Entonces las charlas se apagan y los recolectores, unos treinta entre los que solo se cuentan tres mujeres, comienzan a trepar la montaña en busca de las hileras de matas, ubicadas a más de 1800 metros sobre el nivel del mar. Más arriba, cuando apenas van quince minutos de caminata, aparecen otros veinte recolectores, ataviados con botas, machetes y pantalones largos.
Tras ellos, empiezan a aparecer perros matorraleros venidos desde quién sabe dónde; cojos, muecos, bizcos, sucios y hambrientos, que corren tras los jornaleros ladrando, chillando y meneando la cola, parando en cada barranco con la lengua afuera y los ojos serenos sobre sus amos de ocasión.
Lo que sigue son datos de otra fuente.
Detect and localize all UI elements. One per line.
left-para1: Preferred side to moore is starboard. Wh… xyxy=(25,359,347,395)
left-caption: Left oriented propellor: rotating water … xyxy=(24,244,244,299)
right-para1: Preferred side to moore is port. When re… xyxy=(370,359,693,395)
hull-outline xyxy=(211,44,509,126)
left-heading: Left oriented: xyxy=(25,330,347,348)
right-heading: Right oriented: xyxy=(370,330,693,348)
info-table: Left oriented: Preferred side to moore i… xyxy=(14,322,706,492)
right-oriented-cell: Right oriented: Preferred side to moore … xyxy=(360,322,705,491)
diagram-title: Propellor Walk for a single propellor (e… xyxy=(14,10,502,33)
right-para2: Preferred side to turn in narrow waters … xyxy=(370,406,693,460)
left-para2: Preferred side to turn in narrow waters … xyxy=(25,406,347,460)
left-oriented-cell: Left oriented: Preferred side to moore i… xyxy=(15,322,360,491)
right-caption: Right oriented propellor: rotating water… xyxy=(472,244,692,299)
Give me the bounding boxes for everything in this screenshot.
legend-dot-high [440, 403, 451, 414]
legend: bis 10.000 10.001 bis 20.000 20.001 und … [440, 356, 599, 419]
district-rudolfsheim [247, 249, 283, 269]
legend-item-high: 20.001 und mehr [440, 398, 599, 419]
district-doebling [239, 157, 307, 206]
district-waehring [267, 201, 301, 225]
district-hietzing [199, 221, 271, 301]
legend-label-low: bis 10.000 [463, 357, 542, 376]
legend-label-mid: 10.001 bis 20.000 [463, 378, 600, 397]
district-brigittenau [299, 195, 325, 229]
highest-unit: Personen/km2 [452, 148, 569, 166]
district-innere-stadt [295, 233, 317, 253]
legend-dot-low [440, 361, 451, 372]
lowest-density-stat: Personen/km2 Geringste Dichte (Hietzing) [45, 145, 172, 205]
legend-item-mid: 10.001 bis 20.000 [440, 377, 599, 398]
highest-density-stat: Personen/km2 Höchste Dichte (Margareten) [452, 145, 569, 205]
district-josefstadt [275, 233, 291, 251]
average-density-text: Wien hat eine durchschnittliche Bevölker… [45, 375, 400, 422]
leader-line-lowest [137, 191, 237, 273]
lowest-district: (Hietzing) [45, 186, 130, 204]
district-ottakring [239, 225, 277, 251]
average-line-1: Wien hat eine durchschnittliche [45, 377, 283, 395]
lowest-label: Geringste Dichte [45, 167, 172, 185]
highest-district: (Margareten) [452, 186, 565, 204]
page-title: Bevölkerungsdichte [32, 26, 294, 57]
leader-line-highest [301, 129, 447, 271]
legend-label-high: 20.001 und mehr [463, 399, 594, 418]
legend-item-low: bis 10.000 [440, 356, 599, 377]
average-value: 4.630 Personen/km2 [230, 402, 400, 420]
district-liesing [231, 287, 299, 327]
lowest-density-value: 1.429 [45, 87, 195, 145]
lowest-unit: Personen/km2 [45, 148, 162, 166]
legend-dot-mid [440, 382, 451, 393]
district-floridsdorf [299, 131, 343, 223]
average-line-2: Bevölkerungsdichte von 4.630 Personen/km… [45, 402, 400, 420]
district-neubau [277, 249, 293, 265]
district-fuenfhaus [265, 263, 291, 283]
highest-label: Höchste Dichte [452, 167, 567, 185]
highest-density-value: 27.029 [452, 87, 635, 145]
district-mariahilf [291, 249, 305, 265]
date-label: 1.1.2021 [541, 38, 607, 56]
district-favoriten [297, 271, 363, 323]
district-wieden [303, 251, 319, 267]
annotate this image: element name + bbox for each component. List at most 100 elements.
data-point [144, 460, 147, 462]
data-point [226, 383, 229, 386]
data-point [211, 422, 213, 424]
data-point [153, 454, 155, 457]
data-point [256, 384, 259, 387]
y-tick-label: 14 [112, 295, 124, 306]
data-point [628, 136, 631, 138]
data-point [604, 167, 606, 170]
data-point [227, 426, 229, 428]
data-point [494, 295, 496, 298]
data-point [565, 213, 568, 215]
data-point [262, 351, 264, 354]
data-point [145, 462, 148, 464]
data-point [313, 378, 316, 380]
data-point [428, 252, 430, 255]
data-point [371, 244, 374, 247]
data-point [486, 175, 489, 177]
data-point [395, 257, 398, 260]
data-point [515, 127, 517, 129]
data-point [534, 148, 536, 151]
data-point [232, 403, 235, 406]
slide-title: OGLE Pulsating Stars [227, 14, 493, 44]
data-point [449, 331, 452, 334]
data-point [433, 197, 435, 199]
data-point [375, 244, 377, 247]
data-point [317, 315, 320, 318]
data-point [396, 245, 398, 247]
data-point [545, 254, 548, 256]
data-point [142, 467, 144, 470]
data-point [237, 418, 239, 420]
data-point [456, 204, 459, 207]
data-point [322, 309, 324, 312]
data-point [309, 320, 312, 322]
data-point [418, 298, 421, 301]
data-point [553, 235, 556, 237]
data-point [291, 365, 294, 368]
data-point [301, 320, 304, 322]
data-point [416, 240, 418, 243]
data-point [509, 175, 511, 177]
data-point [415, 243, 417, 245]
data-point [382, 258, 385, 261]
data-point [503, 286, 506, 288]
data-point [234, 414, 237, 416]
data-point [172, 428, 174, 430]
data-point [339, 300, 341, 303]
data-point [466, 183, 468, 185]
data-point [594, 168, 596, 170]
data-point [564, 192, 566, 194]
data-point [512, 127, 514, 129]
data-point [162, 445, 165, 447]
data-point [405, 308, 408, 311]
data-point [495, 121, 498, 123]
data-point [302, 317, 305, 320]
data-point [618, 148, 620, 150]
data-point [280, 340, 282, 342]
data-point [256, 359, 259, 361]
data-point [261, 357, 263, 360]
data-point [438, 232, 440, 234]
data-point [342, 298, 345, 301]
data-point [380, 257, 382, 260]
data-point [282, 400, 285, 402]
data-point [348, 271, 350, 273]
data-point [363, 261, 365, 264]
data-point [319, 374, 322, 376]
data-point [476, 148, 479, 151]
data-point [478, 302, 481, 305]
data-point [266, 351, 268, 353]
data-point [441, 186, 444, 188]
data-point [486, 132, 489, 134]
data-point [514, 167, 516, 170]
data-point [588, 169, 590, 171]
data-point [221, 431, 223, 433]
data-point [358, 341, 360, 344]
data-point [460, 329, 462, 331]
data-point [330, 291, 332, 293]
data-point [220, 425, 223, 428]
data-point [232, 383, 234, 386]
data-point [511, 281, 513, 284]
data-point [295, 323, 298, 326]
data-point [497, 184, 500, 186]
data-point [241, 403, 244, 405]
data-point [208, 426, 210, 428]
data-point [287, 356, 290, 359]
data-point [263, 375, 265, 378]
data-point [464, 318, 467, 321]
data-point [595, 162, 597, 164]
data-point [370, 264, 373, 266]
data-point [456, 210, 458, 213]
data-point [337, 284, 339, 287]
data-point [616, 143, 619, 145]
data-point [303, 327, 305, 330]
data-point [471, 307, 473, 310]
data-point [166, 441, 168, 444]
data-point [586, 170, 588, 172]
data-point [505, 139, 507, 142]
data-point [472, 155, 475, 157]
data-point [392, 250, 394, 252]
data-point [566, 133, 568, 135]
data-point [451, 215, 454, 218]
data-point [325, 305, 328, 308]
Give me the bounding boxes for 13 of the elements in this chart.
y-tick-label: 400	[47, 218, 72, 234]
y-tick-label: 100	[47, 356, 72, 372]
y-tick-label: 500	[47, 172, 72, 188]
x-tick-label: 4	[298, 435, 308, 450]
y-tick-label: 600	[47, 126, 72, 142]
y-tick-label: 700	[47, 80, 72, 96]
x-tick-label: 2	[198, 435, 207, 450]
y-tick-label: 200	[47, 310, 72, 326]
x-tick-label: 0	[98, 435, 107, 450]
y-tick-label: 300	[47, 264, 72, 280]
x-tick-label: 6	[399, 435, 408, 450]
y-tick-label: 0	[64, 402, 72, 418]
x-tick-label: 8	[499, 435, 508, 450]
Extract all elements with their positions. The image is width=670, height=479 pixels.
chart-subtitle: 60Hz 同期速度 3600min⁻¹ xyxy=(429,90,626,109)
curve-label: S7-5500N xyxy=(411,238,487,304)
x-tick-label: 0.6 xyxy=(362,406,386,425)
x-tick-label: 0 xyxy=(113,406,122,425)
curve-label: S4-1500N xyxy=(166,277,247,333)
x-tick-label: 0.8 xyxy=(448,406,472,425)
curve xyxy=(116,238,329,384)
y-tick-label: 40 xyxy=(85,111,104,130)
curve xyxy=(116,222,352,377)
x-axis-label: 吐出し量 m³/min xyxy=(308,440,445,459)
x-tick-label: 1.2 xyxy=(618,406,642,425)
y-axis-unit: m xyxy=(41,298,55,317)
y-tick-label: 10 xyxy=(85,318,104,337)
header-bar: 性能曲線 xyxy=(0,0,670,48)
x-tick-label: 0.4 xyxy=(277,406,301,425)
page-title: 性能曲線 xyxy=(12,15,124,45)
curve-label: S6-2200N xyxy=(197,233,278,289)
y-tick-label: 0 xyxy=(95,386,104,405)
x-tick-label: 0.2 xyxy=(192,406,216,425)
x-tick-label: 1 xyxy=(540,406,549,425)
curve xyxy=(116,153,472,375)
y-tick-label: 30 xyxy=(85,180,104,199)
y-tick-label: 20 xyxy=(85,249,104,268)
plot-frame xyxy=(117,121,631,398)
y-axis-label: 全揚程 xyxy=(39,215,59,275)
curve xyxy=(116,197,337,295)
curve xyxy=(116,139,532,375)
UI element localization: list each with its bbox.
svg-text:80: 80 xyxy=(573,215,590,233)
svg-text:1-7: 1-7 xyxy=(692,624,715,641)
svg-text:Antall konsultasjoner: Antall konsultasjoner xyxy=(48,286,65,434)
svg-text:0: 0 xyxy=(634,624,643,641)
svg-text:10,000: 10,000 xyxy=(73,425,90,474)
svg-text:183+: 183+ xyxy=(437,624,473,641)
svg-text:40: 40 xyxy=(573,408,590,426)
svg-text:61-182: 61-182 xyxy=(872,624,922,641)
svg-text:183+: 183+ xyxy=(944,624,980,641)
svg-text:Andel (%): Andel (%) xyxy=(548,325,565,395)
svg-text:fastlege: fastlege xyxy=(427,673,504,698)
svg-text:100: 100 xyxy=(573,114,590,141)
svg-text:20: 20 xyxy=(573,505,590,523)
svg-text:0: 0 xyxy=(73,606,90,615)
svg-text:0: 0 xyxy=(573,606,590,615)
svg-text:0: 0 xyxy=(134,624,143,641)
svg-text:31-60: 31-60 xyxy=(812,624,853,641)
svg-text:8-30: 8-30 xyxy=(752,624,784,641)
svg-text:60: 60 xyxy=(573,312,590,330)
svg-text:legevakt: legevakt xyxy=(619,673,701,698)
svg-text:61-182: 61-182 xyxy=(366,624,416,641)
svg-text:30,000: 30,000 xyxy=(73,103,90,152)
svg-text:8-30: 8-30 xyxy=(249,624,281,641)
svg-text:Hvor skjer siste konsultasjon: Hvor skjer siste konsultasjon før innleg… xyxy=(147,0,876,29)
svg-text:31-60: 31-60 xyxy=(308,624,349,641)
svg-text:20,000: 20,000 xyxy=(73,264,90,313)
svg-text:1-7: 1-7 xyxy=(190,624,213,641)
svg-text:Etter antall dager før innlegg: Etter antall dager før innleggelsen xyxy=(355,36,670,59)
Se saludan con gritos y silbidos, y la marcha continúa en medio de ese escenario brumoso y el olor a tierra mojada. Todavía la selva, a pesar de los largos tajos de café que la han ido invadiendo por años, parece querer rebelarse y advierte de su fuerza con ventiscas que arrastran ramas y hojas que caen desde los copos de árboles gigantescos, apostados allí desde los tiempos de titiribíes y sinifanaes. Pero, también el café ha germinado por décadas en esas laderas.